Besides the cows grazing there, “the heights” – at the time, the place had no particular name
– was home to just two small institutions: an orphanage and an asylum.
The only remaining building from that era is the charming redbrick house next to St. Paul's Chapel called
Buell Hall, which is home to the Maison Française. As Columbia’s oldest building on its Morningside campus, it is a marker at the seam between
the University’s two principal historical epochs. The first runs 143 years long, from Columbia’s founding as King’s College in the vestry of
Trinity Church on Wall Street in 1754 until, after two moves north to stay ahead of the swelling city, it convened its first classes on the
present campus in 1897. The second epoch is, of course, the century on Morningside Heights.

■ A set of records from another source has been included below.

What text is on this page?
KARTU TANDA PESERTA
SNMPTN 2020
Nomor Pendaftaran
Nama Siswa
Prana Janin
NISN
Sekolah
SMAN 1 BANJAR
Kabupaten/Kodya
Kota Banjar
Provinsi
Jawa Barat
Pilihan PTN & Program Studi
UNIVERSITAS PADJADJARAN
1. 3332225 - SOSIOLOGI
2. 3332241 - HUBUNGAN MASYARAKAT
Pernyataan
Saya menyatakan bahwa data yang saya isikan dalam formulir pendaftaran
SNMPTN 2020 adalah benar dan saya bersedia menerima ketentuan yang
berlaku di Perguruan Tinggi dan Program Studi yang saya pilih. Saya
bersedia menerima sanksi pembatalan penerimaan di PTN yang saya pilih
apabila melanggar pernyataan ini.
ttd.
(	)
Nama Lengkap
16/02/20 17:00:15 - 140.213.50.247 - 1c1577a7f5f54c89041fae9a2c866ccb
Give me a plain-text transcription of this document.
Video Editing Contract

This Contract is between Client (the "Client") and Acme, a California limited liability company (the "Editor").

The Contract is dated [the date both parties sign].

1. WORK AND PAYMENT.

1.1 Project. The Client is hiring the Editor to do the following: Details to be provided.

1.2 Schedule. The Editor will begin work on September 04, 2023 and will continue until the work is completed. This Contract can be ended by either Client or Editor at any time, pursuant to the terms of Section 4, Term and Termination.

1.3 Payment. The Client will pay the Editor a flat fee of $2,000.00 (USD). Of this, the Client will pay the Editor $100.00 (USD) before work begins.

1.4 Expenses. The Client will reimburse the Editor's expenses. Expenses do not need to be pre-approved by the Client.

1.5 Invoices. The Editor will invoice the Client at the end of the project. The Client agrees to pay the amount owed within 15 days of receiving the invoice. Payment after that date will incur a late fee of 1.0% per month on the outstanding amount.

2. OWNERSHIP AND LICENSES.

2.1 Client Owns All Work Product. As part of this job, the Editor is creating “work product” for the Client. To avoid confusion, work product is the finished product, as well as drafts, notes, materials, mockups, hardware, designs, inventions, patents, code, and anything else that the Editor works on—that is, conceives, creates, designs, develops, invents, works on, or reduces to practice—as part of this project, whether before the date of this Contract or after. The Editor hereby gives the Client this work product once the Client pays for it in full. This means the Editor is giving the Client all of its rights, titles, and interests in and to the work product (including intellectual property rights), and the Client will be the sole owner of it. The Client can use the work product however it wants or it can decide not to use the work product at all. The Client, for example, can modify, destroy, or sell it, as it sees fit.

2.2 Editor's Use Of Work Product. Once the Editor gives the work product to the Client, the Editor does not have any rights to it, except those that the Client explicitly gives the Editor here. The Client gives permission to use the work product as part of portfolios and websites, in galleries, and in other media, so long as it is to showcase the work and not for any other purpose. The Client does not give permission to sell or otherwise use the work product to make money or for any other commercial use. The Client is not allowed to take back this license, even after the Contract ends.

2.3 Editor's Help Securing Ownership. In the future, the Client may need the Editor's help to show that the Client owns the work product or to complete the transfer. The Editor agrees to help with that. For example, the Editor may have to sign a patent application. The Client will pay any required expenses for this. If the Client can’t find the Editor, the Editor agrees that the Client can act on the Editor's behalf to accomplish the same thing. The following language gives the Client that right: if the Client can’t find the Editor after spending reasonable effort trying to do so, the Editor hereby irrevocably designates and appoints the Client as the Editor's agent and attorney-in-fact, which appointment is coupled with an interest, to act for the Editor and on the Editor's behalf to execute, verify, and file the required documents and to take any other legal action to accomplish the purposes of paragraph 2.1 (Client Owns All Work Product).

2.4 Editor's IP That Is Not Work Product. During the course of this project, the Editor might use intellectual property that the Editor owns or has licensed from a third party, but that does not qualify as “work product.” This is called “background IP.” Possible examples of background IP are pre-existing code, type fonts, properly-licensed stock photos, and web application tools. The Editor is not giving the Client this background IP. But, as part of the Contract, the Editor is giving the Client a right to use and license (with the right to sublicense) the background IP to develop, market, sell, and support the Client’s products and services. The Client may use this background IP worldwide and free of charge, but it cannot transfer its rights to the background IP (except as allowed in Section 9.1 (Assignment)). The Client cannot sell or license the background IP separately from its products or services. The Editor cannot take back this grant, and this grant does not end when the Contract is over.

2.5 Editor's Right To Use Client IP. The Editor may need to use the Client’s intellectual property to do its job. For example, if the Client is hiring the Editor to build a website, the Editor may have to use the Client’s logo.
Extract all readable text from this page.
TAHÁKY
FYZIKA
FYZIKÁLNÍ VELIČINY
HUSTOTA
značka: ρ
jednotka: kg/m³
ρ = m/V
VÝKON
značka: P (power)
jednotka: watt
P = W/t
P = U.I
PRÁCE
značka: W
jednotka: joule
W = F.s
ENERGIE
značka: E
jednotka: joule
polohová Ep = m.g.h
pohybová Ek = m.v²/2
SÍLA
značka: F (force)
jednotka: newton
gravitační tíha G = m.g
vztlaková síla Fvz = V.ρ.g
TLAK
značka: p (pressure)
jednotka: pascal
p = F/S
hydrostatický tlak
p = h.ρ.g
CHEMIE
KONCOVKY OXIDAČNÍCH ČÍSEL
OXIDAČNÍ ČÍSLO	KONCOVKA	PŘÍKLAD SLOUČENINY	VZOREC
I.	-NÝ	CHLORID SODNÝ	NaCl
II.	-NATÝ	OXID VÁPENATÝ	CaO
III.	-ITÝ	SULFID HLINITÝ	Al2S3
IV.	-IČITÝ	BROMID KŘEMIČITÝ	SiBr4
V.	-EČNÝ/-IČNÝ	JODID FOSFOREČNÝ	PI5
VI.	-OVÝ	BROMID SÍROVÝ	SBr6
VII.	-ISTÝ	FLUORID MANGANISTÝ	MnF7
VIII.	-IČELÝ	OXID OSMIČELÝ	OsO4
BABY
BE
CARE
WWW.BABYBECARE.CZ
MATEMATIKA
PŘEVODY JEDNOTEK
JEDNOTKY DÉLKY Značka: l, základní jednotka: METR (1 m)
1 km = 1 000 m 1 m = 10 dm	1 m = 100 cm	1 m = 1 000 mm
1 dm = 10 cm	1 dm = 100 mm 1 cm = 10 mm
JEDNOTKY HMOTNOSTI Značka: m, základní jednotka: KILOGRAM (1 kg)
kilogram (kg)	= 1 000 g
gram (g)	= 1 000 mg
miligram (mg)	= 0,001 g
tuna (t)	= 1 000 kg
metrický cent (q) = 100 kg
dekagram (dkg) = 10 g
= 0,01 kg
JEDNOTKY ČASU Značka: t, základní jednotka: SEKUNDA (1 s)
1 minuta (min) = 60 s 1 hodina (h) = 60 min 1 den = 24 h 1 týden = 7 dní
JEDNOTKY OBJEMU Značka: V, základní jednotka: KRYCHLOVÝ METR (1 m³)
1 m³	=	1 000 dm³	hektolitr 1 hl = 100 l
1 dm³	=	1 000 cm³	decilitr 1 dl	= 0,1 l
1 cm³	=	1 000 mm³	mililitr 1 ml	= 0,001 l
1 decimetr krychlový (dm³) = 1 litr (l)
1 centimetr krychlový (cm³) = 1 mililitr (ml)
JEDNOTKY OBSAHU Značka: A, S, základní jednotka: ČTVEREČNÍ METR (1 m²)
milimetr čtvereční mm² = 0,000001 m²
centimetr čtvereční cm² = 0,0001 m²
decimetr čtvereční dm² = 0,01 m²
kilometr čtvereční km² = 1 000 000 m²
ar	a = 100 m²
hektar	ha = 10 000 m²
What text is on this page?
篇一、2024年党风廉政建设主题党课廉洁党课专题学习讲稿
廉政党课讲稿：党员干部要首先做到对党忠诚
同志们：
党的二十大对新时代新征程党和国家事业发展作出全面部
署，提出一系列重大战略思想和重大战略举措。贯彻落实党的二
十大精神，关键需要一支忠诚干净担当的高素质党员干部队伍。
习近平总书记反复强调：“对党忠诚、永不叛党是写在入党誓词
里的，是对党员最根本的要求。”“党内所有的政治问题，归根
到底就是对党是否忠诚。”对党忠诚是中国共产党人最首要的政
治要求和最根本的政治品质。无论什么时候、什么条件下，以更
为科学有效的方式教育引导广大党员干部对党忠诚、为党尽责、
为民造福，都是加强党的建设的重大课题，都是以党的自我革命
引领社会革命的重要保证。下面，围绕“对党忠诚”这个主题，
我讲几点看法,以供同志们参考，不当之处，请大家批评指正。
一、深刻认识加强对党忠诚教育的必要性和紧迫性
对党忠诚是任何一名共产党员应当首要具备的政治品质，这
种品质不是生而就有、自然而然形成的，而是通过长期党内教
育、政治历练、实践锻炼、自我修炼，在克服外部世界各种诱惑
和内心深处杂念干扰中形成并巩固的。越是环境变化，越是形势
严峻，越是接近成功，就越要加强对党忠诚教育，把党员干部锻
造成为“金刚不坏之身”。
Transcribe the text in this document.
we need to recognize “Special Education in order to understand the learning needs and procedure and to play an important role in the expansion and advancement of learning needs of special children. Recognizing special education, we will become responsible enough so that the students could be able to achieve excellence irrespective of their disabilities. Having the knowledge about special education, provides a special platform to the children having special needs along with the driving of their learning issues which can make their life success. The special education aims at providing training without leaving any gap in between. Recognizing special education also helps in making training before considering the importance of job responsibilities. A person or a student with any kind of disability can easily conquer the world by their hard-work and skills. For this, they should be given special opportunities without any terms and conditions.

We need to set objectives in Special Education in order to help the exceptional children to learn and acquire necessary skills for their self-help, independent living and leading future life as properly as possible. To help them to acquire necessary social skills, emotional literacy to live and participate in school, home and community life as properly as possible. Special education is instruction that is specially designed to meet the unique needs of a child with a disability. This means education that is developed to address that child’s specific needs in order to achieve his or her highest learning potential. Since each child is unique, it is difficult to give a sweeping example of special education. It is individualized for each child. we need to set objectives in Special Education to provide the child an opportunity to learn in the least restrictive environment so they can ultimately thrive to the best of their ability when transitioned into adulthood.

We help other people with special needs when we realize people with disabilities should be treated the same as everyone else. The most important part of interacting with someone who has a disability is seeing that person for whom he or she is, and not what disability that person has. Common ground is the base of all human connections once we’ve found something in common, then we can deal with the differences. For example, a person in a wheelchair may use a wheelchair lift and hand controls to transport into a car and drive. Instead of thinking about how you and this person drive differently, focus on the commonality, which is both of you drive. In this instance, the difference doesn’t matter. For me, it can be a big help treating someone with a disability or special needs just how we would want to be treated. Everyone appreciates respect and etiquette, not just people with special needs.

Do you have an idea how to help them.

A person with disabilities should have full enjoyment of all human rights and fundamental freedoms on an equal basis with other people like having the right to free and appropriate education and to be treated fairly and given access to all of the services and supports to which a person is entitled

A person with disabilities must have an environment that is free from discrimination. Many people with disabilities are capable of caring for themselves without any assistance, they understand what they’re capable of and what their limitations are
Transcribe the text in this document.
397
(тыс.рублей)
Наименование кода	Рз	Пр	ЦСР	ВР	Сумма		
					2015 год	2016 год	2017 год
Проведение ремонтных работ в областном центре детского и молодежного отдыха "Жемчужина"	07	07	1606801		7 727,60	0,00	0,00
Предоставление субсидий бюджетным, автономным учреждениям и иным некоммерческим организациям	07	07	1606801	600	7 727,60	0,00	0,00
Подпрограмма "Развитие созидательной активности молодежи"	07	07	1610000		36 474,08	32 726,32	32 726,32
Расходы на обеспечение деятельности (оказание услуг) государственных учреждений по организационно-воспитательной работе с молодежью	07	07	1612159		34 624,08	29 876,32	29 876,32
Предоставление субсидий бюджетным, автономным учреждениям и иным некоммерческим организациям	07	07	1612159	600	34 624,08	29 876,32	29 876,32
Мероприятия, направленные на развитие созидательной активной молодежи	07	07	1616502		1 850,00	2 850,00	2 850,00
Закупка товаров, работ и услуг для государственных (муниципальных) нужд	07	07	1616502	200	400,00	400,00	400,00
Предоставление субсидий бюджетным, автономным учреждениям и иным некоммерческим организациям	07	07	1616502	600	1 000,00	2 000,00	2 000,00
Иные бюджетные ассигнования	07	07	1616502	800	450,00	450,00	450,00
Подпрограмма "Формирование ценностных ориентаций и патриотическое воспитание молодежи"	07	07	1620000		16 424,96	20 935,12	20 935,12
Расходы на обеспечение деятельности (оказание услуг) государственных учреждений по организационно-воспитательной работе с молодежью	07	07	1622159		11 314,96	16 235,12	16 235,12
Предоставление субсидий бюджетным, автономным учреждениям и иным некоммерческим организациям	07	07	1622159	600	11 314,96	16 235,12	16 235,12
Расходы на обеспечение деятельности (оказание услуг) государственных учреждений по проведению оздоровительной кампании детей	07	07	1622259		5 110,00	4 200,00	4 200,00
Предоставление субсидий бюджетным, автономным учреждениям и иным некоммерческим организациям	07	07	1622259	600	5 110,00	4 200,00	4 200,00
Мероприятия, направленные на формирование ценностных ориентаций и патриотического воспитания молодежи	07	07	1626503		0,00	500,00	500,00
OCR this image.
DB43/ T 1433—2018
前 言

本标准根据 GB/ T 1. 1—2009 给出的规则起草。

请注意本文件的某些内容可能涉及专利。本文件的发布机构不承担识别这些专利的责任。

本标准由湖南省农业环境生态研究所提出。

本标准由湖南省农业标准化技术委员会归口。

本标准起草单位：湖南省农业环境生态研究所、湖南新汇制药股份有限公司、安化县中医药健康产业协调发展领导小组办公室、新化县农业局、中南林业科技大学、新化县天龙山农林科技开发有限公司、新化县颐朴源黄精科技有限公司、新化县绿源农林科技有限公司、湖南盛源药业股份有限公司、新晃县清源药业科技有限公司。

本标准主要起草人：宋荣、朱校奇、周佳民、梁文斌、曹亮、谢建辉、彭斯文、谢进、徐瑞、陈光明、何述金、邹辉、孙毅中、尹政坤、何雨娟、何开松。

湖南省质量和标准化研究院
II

What is of paramount importance to Columbia’s campus in this second, or 20th-century, epoch is its
design and realization by the period’s leading firm of architects, McKim, Mead & White. The firm has since established itself in the pantheon of
American architecture, with the Morningside campus among its crowning achievements. Columbia is the largest collection of McKim, Mead & White
buildings standing, several of which, including the neoclassical Low Memorial Library and the Renaissance-inspired St. Paul’s Chapel, are classified
historical landmarks. Because the Morning- side campus was designed as a whole, rather than developed building by building over the years as were most
universities, it is immediately apparent to visitors that Columbia has a distinct architectural character. GS’s Lewisohn Hall is just one among
many examples of the Italian Renaissance styling that predominates on the symmetrically laid out central campus, which runs from 114th to 120th
Streets between Broadway and Amsterdam Avenue.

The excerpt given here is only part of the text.